Apple introduced “Sign in with Apple” with iOS 13 along with other major features like “Deep Fusion“, a powerful photo editor, and the popular “Dark Mode“. Now, “Sign in with Apple” was more of a privacy-focused feature, unlike the mentioned ones. However, Bhavuk Jain, an Indian developer with a BSc. in Electronics and Communication degree found that there was a Zero-Day vulnerability in the “Sign in with Apple” account authentication system. He reported this to Apple and the company rewarded him heavily for the deed.
Now, this Zero-Day vulnerability allowed hackers to take control of a user’s account in third-party apps like Spotify, Giphy (now under Facebook), Dropbox, and Airbnb.
Apple brought “Sign in with Apple” to hide a user’s personal email ID when signing in to an app or service. It generates a unique ID for a user, that the third-party apps can use to authenticate, which redirects emails to the user’s personal ID.
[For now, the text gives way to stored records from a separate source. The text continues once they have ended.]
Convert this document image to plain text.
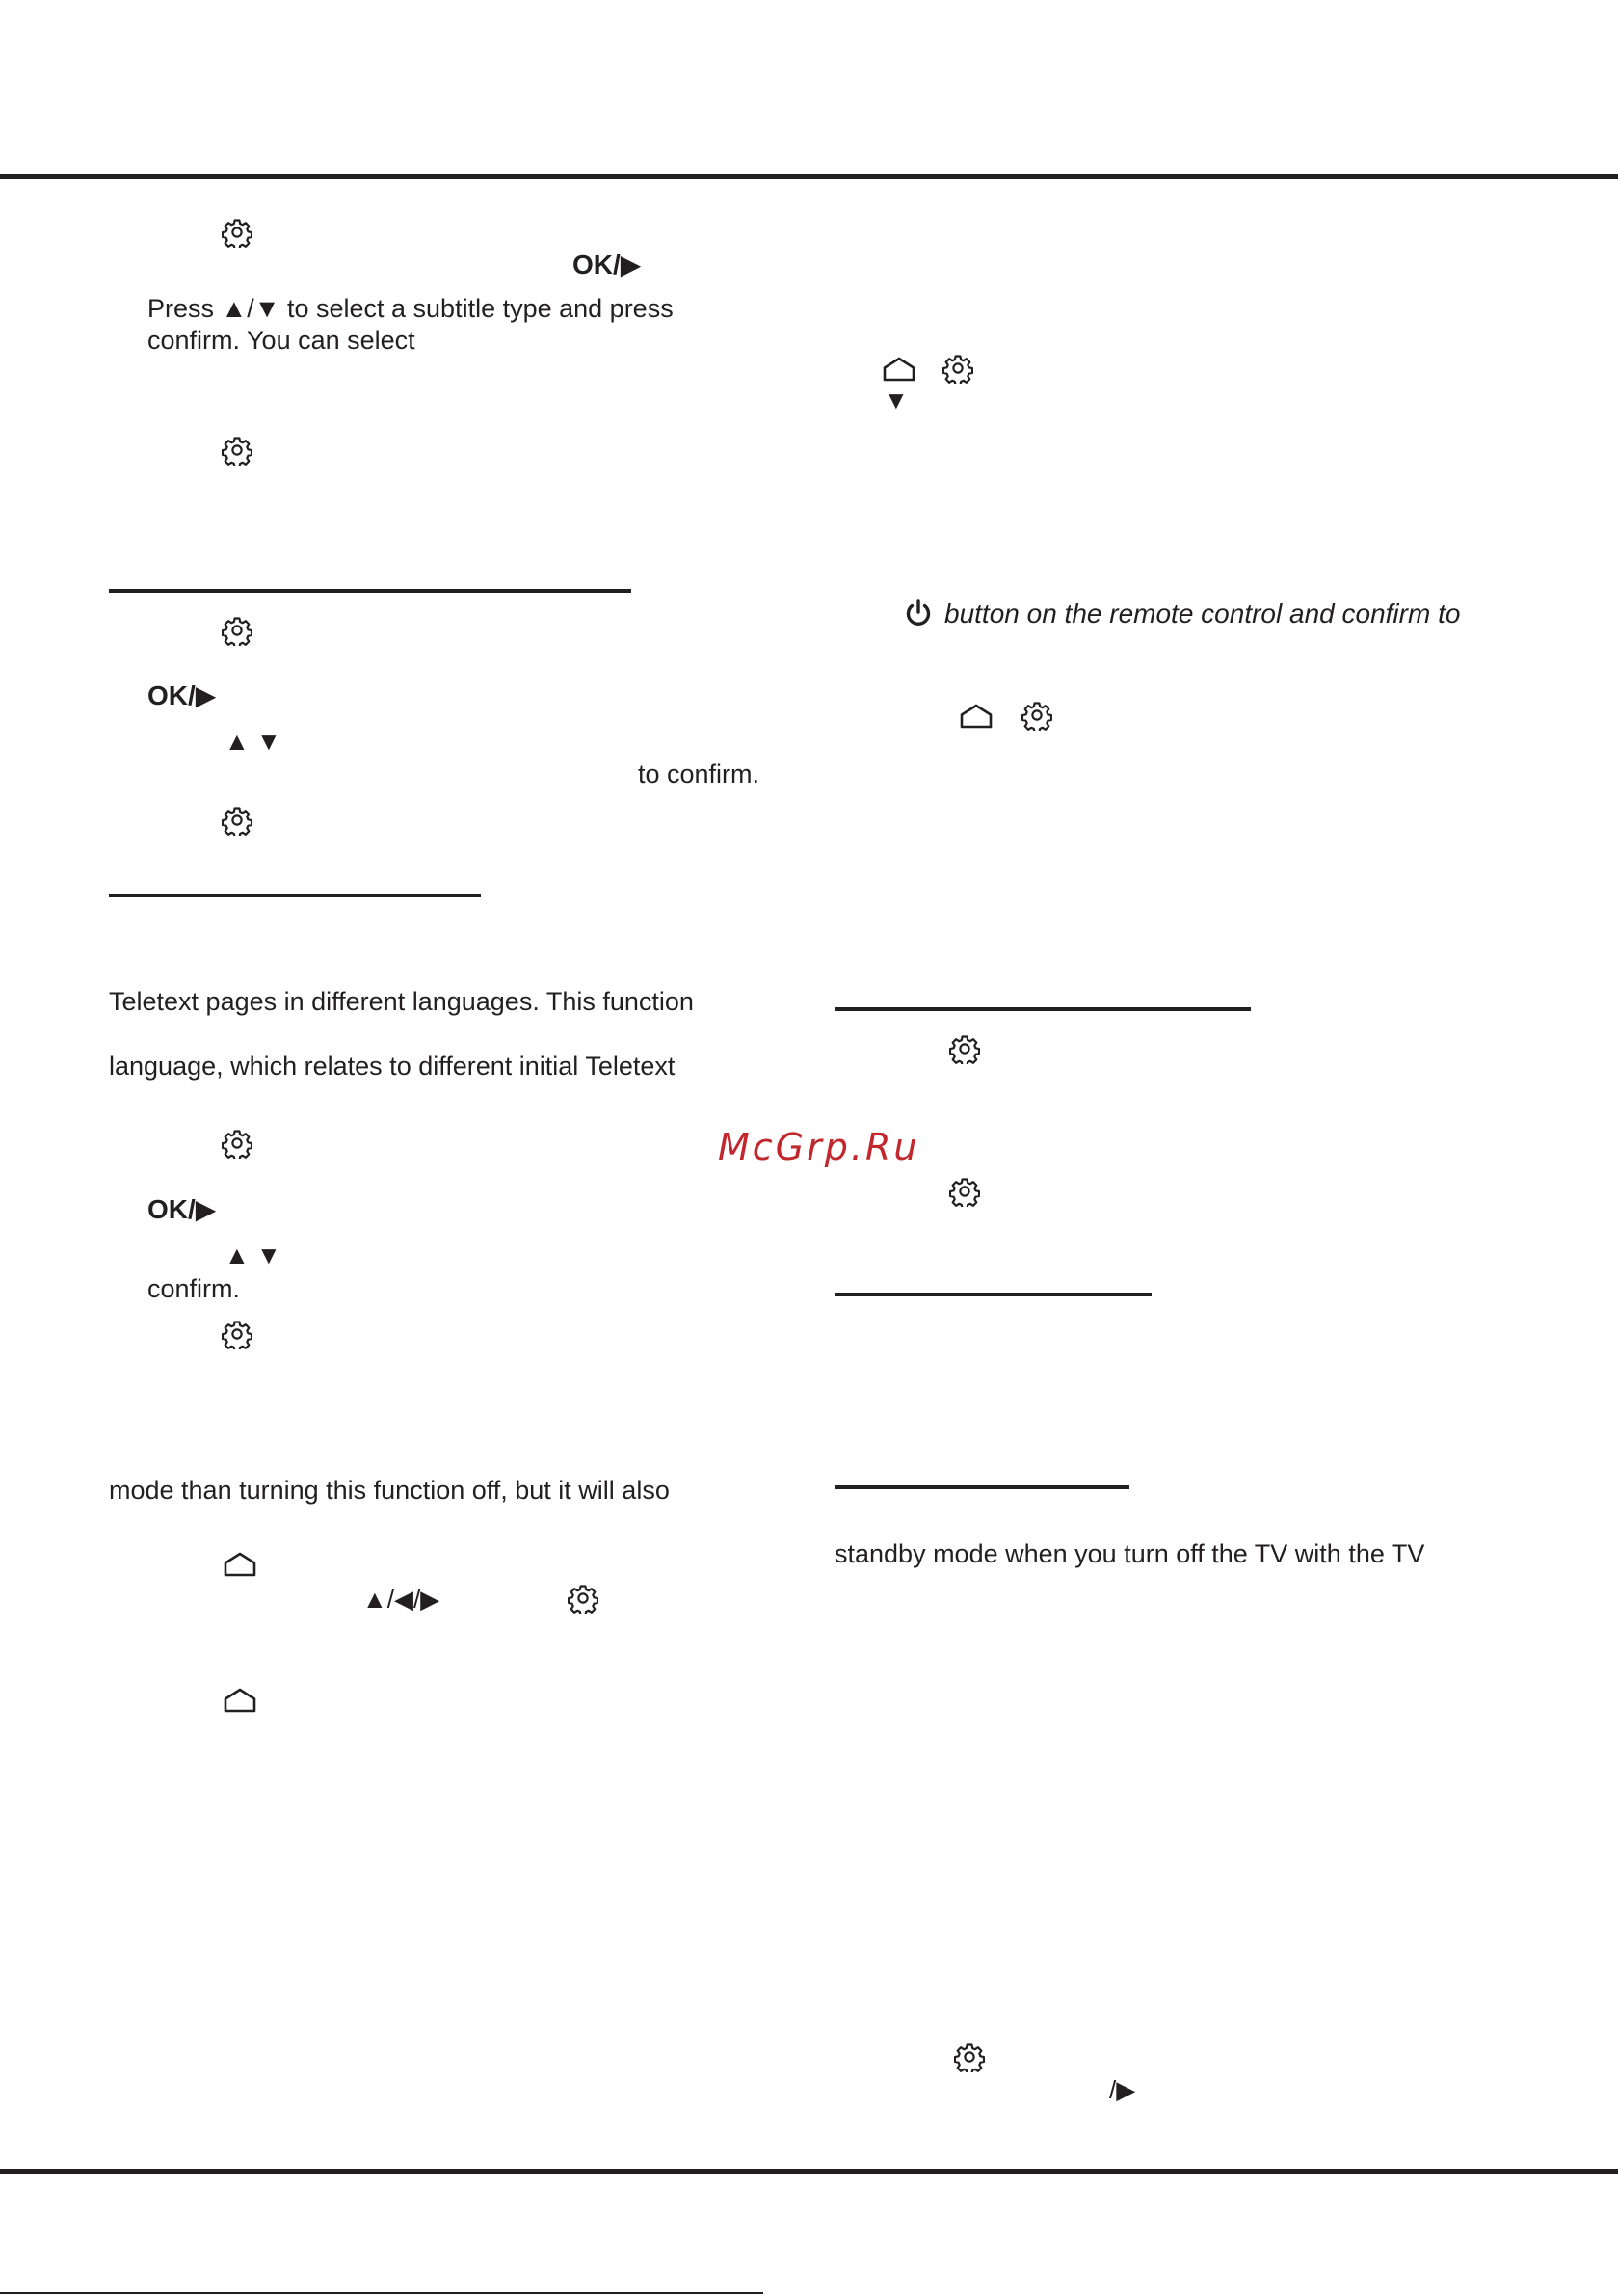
OK/▶
Press ▲/▼ to select a subtitle type and press
confirm. You can select
OK/▶
▲ ▼
to confirm.
Teletext pages in different languages. This function
language, which relates to different initial Teletext
OK/▶
▲ ▼
confirm.
mode than turning this function off, but it will also
▲/◀/▶
▼
button on the remote control and confirm to
standby mode when you turn off the TV with the TV
/▶
McGrp.Ru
However, Jain noticed that a bug in the verification system of the feature is showing any email ID as “valid” when a user is signing in with the “Sign in with Apple”.
“This bug could have resulted in a full account takeover of user accounts on third-party apps irrespective of a victim having a valid Apple ID or not”, says Jain.
Now, after spotting this vulnerability, Jain reported this to Apple via the company’s Security Bounty Programme. And Apple, in turn, awarded the 27-year-old developer $100,000 (~Rs 75,57,350).
“For this vulnerability, I was paid $100,000 by Apple under their Apple Security Bounty programme”, Jain announced.